Women’s history scholarship which initially researched letters and diaries now incorporates oral and visual sources, and increasingly includes the tangible resources of objects, landscapes and architecture found in museums, parks and historic houses. Drawing on her recent Doing Women’s History in Public: A Handbook for Interpretation at Museums and Historic Sites (2020), Dr. Huyck will provide examples and insights gained through her intensive study of these diverse research and interpretive resources that together better tell the American women’s history. It will provide basic analytical tools and additional ways to take advantage of all these sources to enliven our understanding, provide other venues for learning, and thwart hoary misunderstandings and stereotypes. There are numerous examples that center on all the women who built our nation. For example, careful study of the Narbonne House in Salem, Massachusetts, reveals a Cent Shop only yards away from where Nathaniel Hawthorne worked and which he referenced in The House of Seven Gables. Such shops provided tenuous income for impoverished women. Inspection of its altered doorway reveals a female commercial establishment. Close examination of baleen provides insights into the control and support that corsets once provided; lifting “sad irons” instills appreciation for the literally heavy work African American women washerwomen did. This lecture can be tailored for different regions and for a primarily faculty, mixed faculty-student or a mixed academic-public audience.
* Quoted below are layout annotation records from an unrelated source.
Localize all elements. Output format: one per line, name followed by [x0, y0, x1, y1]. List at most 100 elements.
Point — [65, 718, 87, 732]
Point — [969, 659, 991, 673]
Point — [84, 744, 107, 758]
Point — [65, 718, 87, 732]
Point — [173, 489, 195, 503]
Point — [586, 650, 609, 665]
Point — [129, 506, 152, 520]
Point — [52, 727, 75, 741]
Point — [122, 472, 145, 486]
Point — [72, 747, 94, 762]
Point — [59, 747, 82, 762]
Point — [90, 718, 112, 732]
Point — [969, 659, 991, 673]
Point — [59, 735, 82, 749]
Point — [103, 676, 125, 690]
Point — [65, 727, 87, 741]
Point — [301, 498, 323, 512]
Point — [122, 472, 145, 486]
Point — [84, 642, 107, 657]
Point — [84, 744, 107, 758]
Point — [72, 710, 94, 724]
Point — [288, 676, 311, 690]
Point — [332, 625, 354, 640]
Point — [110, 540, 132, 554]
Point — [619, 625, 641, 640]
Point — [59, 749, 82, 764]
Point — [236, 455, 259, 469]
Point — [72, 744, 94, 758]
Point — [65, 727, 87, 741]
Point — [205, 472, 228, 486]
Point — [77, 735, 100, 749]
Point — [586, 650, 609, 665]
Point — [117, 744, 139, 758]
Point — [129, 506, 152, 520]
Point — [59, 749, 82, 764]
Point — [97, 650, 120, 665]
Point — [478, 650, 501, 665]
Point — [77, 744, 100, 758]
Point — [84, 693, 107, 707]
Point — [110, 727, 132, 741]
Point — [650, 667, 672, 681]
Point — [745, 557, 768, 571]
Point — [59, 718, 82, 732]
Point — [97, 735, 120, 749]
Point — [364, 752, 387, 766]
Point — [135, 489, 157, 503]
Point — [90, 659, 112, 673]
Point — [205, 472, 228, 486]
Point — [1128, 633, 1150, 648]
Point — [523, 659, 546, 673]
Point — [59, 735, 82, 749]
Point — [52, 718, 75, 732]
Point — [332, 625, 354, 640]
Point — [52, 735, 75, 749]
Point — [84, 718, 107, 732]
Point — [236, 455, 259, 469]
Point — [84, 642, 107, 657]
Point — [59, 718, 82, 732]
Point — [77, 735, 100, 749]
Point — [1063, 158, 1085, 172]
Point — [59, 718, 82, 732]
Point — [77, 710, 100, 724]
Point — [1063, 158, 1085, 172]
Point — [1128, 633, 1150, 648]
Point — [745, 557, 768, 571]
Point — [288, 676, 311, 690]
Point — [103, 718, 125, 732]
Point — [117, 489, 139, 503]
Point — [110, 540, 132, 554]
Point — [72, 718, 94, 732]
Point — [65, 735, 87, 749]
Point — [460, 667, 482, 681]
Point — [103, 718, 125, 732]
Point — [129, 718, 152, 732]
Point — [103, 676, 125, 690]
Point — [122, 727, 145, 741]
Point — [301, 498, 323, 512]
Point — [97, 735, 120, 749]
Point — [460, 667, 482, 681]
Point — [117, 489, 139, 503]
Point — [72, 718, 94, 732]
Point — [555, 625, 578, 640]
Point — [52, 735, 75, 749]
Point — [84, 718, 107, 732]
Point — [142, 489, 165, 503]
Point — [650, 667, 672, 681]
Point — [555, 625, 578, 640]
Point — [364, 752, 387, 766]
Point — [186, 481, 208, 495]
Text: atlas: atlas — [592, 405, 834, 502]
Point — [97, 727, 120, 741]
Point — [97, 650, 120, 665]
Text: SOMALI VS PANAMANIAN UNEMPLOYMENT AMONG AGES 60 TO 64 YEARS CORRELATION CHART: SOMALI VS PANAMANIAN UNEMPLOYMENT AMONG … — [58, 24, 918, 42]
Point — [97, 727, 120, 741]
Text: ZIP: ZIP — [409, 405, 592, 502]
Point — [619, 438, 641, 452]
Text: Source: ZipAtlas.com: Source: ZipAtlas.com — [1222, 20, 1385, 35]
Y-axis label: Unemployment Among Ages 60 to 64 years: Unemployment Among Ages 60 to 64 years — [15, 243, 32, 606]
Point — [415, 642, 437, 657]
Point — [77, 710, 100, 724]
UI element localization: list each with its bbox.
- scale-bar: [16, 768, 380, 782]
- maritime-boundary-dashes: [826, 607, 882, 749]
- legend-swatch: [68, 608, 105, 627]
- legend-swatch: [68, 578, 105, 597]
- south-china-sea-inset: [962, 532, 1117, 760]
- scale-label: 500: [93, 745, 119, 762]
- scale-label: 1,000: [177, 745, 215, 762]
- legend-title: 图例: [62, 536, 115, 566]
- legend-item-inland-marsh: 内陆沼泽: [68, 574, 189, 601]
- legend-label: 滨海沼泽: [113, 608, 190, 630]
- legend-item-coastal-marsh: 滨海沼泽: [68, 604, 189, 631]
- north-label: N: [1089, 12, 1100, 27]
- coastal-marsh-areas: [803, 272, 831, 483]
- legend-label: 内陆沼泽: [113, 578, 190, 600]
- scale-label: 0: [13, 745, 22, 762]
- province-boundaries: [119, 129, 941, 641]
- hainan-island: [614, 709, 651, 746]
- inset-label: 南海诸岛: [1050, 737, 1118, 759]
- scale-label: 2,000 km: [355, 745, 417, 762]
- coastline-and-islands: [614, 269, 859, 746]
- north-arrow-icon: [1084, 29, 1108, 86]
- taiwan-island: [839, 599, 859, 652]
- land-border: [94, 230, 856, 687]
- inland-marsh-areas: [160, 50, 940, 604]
The public often thinks of national parks as Yellowstone and Yosemite, but 60% of NPS areas are predominantly cultural, historical and/or archeological. While many are battlefields and famous men's homes, the increasingly-diverse national park system reflects much social and economic history. This romp through our history and parks shares our History both obvious and subtle that is preserved and interpreted, from exquisite Navajo rugs to laundry "agitators," adobe ruins to a “cent shop” to schools, mills and mansions. This introduction to American parks emphasizes our shared heritage. Our national parks have unexpected opportunities to investigate and appreciate women’s history. Eleanor Roosevelt’s Val-Kill shows her blurred public and private life; Tumacácori mission shows indigenous women’s essential roles while Gettysburg Battlefield illustrates the war’s effects on free black and other small farming women’s lives. Every park unit—even Alcatraz!—has women’s history. This illustrated lecture, based on the 324 NPS units Dr. Huyck has visited, shows the power and promise of encountering our nation's heritage, focusing on American women.